My box is mounted to a second-floor window frame with clear packing tape. The window is above a small shingled roof. This is not an ideal location because solar heating of the roof probably affects the temperature reading. In practice, the temperature accurately tracks the local WeatherBug station reading.

The unit has been outside since 10 November 2016. It has been through several rain storms with no problems.

Outdoor Unit in rain

Solar Power Supply

A solar power supply would be a really neat addition to any Internet of Things project. The ultimate goal would be to have a self-sufficient IoT device that could be remotely reprogrammed with the Over The Air (OTA) feature.

A key to using solar power is to reduce the average power requirement of the IoT device. The ESP8266 can be put in several levels of sleep but dev kits (development kits) like the NodeMCU have other power hungry support devices that swamp out the ESP8266 power draw. The two main consumers are the voltage regulator and the USB converter chip. In deep sleep mode, the ESP8266 draws about 70μA while the total draw of the NodeMCU is about 15mA. Several people have “fixed” this issue by removing the regulator and cutting traces to the USB chip. Removing the regulator is easy, cutting traces on the USB is difficult. It was even more difficult in my case because the particular NodeMCU I was attempting to modify uses the CH340G chip rather than the CP2102. Theoretically, the same process of lifting the Vcc connection should work. For the CH340G, this is pin 16, however, I found there is no direct connection between pin 16 and 3.3V. Not having a schematic, I decided to look for other options.

I had hoped that the Adafruit HUZZAH is a good choice for sleep mode experiments.
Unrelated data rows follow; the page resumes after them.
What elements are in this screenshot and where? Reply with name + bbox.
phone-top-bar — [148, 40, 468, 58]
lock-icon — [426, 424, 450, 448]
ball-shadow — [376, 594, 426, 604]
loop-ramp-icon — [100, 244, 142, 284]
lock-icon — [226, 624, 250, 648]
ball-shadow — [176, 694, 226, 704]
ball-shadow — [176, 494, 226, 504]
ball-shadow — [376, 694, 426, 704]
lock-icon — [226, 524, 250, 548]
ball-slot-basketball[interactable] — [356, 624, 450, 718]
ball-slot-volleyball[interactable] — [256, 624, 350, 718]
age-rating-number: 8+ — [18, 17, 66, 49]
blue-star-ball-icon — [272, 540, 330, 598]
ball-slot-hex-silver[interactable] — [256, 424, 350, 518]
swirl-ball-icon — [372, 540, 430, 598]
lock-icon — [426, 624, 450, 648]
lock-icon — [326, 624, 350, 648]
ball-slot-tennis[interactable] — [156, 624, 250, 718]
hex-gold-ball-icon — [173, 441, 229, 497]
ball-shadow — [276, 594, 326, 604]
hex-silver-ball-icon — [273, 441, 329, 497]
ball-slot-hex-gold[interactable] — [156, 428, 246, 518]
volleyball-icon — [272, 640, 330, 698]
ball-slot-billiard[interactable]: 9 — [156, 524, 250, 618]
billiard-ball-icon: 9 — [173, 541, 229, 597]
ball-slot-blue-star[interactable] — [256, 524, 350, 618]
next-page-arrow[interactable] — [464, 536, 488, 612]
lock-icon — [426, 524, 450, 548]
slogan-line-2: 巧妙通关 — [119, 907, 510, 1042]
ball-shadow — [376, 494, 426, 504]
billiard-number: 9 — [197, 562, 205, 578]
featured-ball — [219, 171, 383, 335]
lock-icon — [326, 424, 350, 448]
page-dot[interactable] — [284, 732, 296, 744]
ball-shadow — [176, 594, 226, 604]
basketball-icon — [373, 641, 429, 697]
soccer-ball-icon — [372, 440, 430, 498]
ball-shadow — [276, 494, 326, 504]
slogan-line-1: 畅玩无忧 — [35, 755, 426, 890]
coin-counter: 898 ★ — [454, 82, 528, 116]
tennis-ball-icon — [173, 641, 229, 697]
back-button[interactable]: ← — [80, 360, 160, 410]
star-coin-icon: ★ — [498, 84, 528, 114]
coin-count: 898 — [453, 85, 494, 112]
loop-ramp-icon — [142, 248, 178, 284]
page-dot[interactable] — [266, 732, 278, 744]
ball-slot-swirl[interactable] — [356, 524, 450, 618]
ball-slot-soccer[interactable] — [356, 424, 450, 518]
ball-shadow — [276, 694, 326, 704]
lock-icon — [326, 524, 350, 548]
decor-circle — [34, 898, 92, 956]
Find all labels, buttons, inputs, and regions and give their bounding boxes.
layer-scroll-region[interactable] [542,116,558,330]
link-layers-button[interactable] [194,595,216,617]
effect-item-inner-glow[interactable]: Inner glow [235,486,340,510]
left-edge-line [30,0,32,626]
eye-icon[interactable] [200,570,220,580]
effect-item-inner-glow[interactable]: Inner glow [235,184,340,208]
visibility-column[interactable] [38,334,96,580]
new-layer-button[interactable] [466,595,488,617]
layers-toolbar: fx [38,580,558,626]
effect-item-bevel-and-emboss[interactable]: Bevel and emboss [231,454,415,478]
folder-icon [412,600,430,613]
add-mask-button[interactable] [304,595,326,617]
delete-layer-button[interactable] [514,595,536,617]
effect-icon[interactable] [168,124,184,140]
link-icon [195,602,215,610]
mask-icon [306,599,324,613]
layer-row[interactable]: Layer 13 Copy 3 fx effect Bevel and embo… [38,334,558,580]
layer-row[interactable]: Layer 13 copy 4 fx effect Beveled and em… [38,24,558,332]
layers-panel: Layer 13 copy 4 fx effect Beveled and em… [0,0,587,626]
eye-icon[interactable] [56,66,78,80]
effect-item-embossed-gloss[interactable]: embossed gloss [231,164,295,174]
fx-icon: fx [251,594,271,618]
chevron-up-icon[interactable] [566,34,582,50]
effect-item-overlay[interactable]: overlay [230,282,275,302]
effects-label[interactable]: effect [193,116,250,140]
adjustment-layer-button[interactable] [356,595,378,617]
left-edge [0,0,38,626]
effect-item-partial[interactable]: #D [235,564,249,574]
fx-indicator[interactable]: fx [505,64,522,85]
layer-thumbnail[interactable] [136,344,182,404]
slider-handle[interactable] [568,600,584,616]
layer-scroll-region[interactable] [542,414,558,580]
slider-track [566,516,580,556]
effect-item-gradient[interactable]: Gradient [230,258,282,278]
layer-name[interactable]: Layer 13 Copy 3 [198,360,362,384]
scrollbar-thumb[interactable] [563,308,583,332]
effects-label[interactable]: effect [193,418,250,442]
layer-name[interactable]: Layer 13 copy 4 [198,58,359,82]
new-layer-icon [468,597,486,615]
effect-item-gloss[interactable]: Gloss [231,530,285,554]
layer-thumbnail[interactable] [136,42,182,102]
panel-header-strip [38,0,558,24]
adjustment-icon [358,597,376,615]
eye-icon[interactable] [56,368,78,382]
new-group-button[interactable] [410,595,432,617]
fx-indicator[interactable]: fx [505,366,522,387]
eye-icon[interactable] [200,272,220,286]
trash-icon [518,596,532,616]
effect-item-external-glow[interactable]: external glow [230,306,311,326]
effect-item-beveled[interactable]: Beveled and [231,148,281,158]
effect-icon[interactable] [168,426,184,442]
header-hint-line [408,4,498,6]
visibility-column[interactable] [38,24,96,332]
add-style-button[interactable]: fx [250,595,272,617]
After days of experimentation, the HUZZAH fails to wake after about 20 or 30 sleep cycles. Others have experienced the same problem and offered solutions. To date, none have worked for me.

Using the exact same software, the Wemos D1 WiFi has worked perfectly. Unfortunately, the D1 has similar parasitic loads like the NodeMCU so is not a good choice for a solar-powered project. Since the same software fails on the HUZZAH there must be some hardware solution. I drew up the circuits for both dev kits with the objective of building the same circuit around the HUZZAH using external components.

Since the same software that works on the D1 fails on the HUZZAH, there must be some hardware problem. I drew up the circuits for both dev kits with the objective of building the same circuit around the HUZZAH using external components.

Schematic comparison of Wemos D1 WiFi and the Adafruit HUZZAH.

The suspiciously missing components from the D1 are circled in orange. The most significant are:

  • C11 – a 100nF capacitor from the Reset pin to ground. This value is suggested by Expressif. It probably provides some time delay on the wake-up pulse. Added this between GND and RST on the HUZZAH.
  • C10 – a 100nF bypass capacitor on Vcc. Probably not too important but easy to add between 3V and GND on the HUZZAH.
  • R13 – a 10K pull-up resistor on GPIO0. The HUZZAH has an LED in this line that may introduce too much voltage drop and leave GPIO0 in an indeterminate state. Added a 10K between 3V and #0 on the HUZZAH.
  • The logic circuit of Q1 and Q2 is driven by the DTR and RTS lines from the USB chip to automatically put the ESP8266 into programming mode. I do not think their omission from the HUZZAH is the problem. But I could be wrong!

Sadly, the HUZZAH still fails to come out of deep sleep after about 20 cycles of 120 second sleep duration.